Polish filmmaker Krzysztof Kieślowski revisited: Camera Buff (1979)

Films of the late Polish director and screenwriter Krzysztof Kieślowski (1941-1996) have recently become available on Netflix and other online formats, allowing a wider audience to become familiar with his work.

Kieślowski’s career began in the 1970s under Polish Stalinism and continued for a few years after the collapse of that regime (he officially retired from filmmaking in 1994, two years before his death during surgery after a heart attack). There are issues and problems associated with both periods—“before” and “after”—of Kieślowski’s work. However, particularly in his earlier works, one finds a sincere attempt to portray social reality. An obvious desire to treat life seriously and humanely is at work there.

This reviewer had the opportunity to watch the director’s 1979 Camera Buff, an endearing work that still resonates today.

In Camera Buff (“Amator” in Polish, literally, “Amateur”), Filip (Jerzy Stuhr), a working-class resident of a small rural Polish town, saves enough money to buy an 8mm camera while expecting the birth of his first child. As a new father, he is eager to document his infant’s progress. The film project quickly turns into something bigger after he is asked by a local party official to shoot his firm’s 25th anniversary celebrations.

The directors of the factory, making use of the existence of a newly created film club, arrange a budget for his efforts and Filip is able to procure film, a tripod and editing equipment. He makes an effort to portray the political and social reality of a local bureaucratic elite in charge of the biggest industrial complex in town.

Although overwhelmed by the task at first, Filip soon throws himself into this new undertaking with an amateur’s passion for the medium.

Objects that had always passed by unnoticed suddenly become sources of considerable artistic interest. Bleak, grey industrial landscapes viewed through the lens of the camera take on different shapes and meaning, as do pigeons eating bread crumbs; a friend driving a van and saying hello to his mother, who waves at him from their apartment in a tall block; Stalinist dignitaries taking a bathroom break at a board meeting; and entertainers paid behind closed doors after being hired to perform at the anniversary celebrations.

The shorts Filip creates have a great meaning for both those who help create them (the one-person film club soon becomes a busy beehive) and those who are filmed. The images of the van driver’s mother become a priceless possession for her son after her death.

“It is beautiful what you’ve done Filip, very beautiful. I was moved and I had to leave,” says the factory employee who is the main subject of Filip’s documentary “The Worker.”

Filip’s documentary zeal soon gets him into trouble, however, especially as the anniversary celebrations he records were meant precisely to obscure rather than reveal certain social realities.

Nonetheless, Filip continues to document the living conditions of the town’s working class. Little is spared, including images of poorly built furniture, wobbly doorknobs and a patient’s screams due to lack of anesthetic in a hospital.

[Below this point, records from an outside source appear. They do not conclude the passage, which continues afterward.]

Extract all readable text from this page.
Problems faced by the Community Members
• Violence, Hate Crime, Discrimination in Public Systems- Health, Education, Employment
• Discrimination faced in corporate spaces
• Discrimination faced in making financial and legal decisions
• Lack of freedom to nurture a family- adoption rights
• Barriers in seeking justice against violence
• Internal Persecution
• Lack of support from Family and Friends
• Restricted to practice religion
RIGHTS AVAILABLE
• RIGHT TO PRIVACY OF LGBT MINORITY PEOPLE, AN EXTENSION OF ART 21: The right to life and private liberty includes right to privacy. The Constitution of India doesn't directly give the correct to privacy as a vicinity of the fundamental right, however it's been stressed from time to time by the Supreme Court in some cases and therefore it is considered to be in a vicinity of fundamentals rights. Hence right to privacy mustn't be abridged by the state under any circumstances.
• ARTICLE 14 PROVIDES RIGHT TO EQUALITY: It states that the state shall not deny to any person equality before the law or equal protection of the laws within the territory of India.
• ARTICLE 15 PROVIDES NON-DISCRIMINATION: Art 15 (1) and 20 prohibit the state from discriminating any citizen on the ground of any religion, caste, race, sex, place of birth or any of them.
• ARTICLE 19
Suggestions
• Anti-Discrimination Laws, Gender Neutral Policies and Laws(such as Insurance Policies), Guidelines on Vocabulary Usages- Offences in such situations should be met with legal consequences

Filip is threatened with censorship not only by his party bosses, but also by high-level television producers, when he starts winning his first festival awards. This may very well reflect the difficulties Kieślowski himself faced as a filmmaker. In this part of the film in particular, Camera Buff exposes the growth of inequality in Stalinist Poland.

Unfortunately, there are consequences for Filip’s family life as well. His wife Irena (Małgorzata Ząbkowska) doesn’t appreciate the political and personal attention her husband receives and prefers tranquility in her marriage. She threatens to leave if Filip does not abandon his film endeavors.

It is rare to find modern movies that deal honestly with artistic creativity, including the political and social pressures felt by the artist.

Kieślowski was accused by his critics of “shamefaced mysticism,” and indeed introduced spirituality and abstract morality, some of which creeps into Camera Buff, into many of his later films (No End, The Double Life of Veronique, Three Colors). Nevertheless, his first documentaries and features, in this reviewer’s opinion, are genuine examples of socially critical films.

At a time of growing dissident Polish film work, including Andrzej Wajda’s 1977 Man of Marble, Kieslowski was criticized by many, including some of his friends, for “trying to be fair” to the Stalinist regime, especially after Camera Buff won him an award at the 1979 Moscow International Film Festival. “His friends started calling him the balladeer of communist tears,” recalled Kieślowski’s friend and fellow film director Agnieszka Holland.

Another well-known Polish filmmaker, Krzysztof Zanussi, appears in Camera Buff, playing himself and visiting small town amateur film clubs. In fact, Zanussi made himself readily accessible to working-class people.

The WSWS commented on Kieślowski in 2002: “Kieślowski was able, as were a number of Soviet and east European filmmakers, to summon up a degree of honesty and artistic integrity, and humanity, in the face of Stalinism’s corruption and tyranny. The bureaucracy’s collapse, however, revealed the severe limitations of his outlook. His last films (Veronique, the Colors) are cold, abstract and tedious.” Those “severe limitations” have also made themselves felt in the work of Wajda, now a ferocious anticommunist, Holland and the other, older Polish filmmakers.